Ждать пришлось совсем недолго. Вскоре эти люди подошли к нему и начали обступать его со всех сторон. Он молчал. Они тоже. Потом один из них, судя по петлицам, офицер, обернулся на своих товарищей, кто-то из них подал ему короткую сапёрную лопатку, и он, сделав шаг вперёд, протянул эту лопатку стрелочнику. Стрелочник взял её. Офицер сделал два шага назад и приказал сделать тоже самое всем остальным. Кроме, конечно, стрелочника, который остался на месте и начал копать – так ему было приказано. Грунт возле железнодорожного полотна всегда очень твёрдый, плотно сбитый, с гравием, и стрелочнику пришлось изрядно попотеть, пока он сделал, то что ему было велено. Затем он, по команде офицера, встал на краю ямы. Затем был залп, и он упал. После его в той же яме и похоронили, и ушли. По направлению, конечно, к городу.
Да, и ещё, очень важно: стрелку поставили в такое положение, чтобы путь был открыт на победную ветку, и в этом положении стрелку заклинили насмерть. А пораженческую ветку разобрали шагов на пятьдесят вперёд. И даже шпалы тоже растащили и сожгли. И уже только после этого двинулись дальше.
Затем прошла ещё неделя, и поезда вновь начали ходить мимо того бывшего стрелочного пункта и дальше, по победной ветке, и только в одном, конечно, направлении – в победном. А из победного в обратном – нет. Но это уже их дело. И так продолжалось достаточно долго.
А потом вдруг начались аварии. Поезда сходили с рельсов и почему-то заскакивали на разобранную пораженческую ветку. Хотя стрелка стояла в правильном, так называемом победном положении. Но зато машинисты, если они оставались живы после аварии, все как один каждый раз утверждали, что они ясно видели проклятого стрелочника, который выбегал из ближайших кустов и переводил стрелку в неправильное положение! После четырёх подобных свидетельств стрелку вообще убрали, а на неё месте поставили новые рельсы.

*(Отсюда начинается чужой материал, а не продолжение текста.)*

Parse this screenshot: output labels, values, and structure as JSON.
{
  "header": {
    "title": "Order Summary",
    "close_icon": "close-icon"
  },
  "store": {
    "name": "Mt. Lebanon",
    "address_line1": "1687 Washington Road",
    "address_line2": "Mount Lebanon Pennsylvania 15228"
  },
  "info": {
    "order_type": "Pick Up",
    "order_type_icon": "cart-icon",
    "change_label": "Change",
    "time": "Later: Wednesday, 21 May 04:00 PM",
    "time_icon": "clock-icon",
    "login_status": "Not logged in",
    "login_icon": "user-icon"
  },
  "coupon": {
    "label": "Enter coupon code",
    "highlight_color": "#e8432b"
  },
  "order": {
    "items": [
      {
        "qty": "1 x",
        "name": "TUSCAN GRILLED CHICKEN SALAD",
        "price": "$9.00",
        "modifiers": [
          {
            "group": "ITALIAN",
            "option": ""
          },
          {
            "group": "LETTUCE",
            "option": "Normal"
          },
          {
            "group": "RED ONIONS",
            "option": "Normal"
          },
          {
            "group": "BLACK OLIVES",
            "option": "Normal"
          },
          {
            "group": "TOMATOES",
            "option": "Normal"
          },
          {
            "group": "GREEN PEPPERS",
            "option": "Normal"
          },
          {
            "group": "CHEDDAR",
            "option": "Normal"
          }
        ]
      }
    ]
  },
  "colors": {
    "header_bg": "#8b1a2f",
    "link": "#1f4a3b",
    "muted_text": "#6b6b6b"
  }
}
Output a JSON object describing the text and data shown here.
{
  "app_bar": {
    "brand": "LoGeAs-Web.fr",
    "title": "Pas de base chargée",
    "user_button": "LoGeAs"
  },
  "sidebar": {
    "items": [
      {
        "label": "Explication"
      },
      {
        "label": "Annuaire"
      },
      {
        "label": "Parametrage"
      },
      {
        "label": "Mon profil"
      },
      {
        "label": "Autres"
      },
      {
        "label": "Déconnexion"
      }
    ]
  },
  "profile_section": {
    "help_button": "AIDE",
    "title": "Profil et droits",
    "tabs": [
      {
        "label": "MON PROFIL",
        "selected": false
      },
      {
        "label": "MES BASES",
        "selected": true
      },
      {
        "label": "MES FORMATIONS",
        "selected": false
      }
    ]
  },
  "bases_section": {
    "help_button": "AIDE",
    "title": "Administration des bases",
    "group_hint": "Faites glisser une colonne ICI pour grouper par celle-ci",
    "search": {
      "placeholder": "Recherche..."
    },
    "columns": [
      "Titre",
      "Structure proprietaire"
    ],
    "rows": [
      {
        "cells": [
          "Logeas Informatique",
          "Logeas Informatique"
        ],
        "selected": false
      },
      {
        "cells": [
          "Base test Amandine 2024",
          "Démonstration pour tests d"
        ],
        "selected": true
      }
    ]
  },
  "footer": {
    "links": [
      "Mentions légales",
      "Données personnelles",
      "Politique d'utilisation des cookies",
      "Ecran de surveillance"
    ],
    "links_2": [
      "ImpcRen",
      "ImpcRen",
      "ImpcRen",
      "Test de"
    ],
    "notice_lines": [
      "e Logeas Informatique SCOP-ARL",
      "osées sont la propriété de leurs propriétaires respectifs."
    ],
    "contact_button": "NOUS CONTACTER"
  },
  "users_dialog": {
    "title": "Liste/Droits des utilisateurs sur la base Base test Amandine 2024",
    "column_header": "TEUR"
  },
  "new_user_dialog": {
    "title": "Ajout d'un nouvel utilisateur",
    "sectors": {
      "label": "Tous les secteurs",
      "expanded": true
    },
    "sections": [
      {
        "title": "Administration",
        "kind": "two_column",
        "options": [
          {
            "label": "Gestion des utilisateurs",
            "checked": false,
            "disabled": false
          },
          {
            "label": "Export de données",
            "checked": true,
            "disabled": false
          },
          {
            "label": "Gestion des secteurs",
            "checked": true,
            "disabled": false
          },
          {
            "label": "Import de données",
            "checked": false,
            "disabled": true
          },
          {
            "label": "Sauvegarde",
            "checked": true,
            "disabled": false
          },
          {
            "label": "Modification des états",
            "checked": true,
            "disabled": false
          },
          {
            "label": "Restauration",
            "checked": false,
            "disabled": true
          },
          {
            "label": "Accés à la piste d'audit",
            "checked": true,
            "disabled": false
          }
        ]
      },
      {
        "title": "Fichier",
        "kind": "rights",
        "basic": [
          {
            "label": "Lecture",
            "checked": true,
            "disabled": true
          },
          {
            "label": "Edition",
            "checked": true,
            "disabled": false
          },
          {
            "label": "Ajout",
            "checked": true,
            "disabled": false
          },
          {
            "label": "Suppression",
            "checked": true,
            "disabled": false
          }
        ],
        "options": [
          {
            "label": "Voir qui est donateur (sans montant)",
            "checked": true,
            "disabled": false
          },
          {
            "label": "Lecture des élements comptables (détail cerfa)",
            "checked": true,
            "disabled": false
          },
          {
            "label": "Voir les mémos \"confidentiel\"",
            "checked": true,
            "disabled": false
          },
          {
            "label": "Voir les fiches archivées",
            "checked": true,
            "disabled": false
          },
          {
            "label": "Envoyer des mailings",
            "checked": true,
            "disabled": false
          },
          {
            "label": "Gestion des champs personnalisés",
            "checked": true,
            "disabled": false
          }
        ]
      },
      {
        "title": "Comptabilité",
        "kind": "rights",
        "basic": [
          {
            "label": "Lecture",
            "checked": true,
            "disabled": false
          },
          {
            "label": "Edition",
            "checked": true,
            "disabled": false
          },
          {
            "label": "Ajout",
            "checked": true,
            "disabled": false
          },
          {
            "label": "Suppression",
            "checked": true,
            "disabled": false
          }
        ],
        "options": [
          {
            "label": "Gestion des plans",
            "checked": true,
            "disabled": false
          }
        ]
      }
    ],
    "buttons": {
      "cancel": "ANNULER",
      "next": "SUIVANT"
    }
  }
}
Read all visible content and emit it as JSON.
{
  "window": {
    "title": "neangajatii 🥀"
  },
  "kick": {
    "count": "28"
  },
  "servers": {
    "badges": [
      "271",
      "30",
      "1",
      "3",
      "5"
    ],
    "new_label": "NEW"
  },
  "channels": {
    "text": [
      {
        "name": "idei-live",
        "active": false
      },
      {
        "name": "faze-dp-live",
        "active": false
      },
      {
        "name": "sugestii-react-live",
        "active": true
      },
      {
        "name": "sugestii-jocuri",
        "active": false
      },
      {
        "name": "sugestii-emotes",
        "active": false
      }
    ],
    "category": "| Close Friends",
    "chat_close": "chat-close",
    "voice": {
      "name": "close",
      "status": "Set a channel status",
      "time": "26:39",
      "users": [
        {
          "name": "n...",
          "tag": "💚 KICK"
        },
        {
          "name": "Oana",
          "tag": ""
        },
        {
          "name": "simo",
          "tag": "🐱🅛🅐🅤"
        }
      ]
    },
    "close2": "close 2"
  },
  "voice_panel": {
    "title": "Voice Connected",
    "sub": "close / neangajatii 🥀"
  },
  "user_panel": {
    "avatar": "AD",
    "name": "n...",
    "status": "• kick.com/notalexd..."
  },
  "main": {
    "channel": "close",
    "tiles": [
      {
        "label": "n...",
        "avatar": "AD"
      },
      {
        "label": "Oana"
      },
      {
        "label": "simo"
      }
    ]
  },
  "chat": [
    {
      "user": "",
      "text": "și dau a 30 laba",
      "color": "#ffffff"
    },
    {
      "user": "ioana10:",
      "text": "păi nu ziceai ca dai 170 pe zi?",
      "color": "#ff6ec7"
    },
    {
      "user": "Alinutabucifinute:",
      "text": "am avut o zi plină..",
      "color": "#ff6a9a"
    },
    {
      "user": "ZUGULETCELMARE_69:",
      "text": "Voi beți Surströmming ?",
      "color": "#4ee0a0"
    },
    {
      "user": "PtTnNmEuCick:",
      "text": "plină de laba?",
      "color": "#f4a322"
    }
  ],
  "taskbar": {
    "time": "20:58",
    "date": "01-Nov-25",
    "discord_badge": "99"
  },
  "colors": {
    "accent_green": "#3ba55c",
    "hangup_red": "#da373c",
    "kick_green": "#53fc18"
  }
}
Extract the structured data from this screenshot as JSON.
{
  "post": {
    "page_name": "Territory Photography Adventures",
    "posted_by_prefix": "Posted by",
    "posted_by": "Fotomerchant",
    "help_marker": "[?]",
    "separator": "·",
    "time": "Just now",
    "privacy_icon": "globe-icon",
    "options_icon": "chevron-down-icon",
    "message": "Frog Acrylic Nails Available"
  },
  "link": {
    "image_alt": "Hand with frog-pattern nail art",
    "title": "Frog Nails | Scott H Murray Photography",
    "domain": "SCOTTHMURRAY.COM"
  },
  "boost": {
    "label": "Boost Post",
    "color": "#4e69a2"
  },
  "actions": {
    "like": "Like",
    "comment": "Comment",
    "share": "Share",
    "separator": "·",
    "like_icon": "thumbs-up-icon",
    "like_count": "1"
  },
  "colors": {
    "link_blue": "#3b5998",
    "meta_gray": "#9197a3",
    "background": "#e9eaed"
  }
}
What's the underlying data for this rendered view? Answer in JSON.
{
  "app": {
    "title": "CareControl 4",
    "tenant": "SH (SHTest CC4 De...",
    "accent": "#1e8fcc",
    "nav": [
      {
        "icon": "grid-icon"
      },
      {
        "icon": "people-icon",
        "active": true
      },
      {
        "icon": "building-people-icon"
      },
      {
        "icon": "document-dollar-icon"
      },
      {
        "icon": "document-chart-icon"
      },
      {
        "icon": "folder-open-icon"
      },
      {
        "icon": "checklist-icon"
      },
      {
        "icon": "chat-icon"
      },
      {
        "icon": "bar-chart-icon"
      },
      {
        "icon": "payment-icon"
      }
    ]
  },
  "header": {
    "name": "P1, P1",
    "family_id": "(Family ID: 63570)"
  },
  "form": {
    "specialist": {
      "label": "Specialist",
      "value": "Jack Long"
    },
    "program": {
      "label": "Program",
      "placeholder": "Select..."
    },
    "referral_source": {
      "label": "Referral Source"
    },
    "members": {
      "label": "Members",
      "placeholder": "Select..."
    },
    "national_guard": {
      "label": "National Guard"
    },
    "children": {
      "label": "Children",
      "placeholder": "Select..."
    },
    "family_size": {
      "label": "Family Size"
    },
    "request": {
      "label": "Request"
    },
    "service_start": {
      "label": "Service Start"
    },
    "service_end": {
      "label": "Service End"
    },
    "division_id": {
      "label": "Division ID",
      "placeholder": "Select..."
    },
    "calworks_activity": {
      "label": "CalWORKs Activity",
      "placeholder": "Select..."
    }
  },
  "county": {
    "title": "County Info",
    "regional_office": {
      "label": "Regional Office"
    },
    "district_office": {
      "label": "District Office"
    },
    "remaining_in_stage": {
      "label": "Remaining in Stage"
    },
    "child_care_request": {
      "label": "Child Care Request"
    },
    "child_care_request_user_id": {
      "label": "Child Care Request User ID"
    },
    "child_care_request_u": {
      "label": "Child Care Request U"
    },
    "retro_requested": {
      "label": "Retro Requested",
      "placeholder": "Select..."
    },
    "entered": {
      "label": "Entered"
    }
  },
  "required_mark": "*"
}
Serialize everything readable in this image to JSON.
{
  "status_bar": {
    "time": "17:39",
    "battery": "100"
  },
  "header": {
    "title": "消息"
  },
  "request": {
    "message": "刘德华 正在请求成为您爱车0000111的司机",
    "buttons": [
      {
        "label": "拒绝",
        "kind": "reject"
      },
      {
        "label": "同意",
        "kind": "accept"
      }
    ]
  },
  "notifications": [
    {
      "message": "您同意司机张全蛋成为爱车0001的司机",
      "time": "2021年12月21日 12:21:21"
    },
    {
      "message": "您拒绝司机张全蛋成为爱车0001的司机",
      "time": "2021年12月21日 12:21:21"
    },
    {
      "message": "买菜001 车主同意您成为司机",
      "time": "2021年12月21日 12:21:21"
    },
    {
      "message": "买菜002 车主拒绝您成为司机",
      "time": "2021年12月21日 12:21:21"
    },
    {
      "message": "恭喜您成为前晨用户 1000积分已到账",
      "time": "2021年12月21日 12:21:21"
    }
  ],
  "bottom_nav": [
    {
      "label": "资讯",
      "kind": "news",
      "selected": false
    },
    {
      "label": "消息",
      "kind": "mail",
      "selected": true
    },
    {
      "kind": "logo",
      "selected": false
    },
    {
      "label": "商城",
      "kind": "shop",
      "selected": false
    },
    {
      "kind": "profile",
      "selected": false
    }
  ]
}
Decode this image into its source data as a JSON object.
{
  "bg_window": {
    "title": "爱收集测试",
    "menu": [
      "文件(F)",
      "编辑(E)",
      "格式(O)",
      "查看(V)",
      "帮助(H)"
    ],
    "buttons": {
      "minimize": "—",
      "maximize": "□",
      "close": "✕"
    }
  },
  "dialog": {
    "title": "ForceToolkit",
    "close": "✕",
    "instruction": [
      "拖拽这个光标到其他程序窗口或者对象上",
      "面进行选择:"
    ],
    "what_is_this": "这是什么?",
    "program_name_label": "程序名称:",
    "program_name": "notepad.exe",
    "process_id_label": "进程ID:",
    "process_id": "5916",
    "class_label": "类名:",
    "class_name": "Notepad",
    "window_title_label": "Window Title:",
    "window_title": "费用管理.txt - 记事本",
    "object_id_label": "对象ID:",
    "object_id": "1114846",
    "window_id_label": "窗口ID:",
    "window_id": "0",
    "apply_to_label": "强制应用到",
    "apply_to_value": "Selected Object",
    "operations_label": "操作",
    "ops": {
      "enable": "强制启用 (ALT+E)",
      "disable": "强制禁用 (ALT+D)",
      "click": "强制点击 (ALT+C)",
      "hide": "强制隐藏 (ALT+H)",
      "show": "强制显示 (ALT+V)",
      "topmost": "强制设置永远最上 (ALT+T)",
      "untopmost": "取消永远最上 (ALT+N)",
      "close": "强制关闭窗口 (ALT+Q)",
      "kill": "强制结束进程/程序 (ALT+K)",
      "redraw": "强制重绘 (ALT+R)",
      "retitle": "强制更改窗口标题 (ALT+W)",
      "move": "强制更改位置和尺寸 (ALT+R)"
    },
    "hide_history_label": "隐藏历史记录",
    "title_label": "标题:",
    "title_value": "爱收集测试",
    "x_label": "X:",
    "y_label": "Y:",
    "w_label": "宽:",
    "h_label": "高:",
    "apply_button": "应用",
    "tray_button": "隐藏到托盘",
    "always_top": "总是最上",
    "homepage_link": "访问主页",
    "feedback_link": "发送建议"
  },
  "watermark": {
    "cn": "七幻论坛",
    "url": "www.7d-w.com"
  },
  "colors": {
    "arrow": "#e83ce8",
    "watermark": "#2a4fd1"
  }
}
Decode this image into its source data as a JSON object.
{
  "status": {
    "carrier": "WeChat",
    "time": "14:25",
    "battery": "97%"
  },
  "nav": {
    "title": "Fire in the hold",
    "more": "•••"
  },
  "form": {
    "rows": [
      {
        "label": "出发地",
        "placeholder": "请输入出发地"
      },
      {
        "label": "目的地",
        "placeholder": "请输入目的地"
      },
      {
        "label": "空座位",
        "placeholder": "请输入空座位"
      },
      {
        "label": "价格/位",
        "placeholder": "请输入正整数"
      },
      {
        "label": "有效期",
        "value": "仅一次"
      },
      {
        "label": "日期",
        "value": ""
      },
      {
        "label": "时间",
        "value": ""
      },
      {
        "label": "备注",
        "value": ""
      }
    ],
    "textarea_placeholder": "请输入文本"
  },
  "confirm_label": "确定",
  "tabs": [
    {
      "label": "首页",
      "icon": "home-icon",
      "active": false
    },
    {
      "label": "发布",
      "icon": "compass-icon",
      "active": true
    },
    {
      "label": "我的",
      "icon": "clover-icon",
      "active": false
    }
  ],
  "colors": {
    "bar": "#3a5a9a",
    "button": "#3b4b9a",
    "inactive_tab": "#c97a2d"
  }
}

Но от аварий это не спасло! Как не спасли и вырубка кустов и даже перезахоронение стрелочника на кладбище в ближайшем населённом пункте, находящемся в 38 км от того злополучного места. Стрелочник продолжал выбегать! Несуществующая стрелка продолжала перещёлкиваться! Составы продолжали сходить с рельсов! Число жертв пугающе росло.
И вот тогда было принято единственно правильное решение – то направление закрыли вообще! То есть уже от того самого последнего населённого пункта до злополучной бывшей стрелки все рельсы были сняты и отправлены на переплавку, а рельсы продали на дрова.
С тех пор все, кому нужно пользоваться той дорогой, ходят по ней пешком, при этом раскладывая свои силы так, чтобы преодолевать то по-прежнему, кстати сказать, нехорошее место обязательно в светлое время суток. И не в туман. Потому что всякий, кто пренебрегал этими предосторожностями, затем рассказывал, что стоит только приблизиться к месту, где раньше находилась стрелка, как уже в шагах пятидесяти вы вдруг начинаете видеть красный предупредительный огонь. Это горит железнодорожный фонарь! Это тот неугомонный стрелочник предупреждает вас: дальше не суйтесь! Здравомыслящие люди разворачиваются, отходят на безопасное расстояние и там ждут утра. А не здравомыслящие продолжают двигаться вперёд – и исчезают. Бесследно!
Так говорят. Но мало ли что люди говорят, тут же начинают возражать другие люди. И продолжают: это не фонарь, а это он просто на рельсах, рядом со взведённой стрелкой, сидит и курит. Красное пятно – это всего лишь огонёк от его папиросы. Он курит, смотрит в сторону, и мимо него вполне можно пройти так, что он вас и не заметит. Вот что говорят другие люди. И многие им, к сожалению, верят. А ведь это откровенное враньё! Потому что, как это доподлинно известно, покойный стрелочник был некурящим. Ну да разве кого переспоришь?! Люди же во что угодно готовы поверить, лишь бы только не признаться в своём страхе. И исчезают – опять же, бесследно.
Мой выбор
Мы сидели под деревом на земле и, хоть было очень холодно, не разводили огня. Разведение огня – это демаскировка, и за неё можно сразу поплатиться головой, мы это знали. А вокруг было, ещё раз говорю, очень холодно. Да и место у нас было продувное, открытое, рядом с оврагом. Но ничего, мы привыкли, да и на нас на всех были тёплые казённые шинели, сшитые ещё при проклятом старом режиме. Да! И ещё мы молчали, потому что разговаривать тоже было нельзя, так как разговоры расшатывают дисциплину. Ну да я и не люблю разговаривать, я больше люблю думать, поэтому мне этот запрет даже нравится, так как никто не надоедает со своей пустой болтовнёй.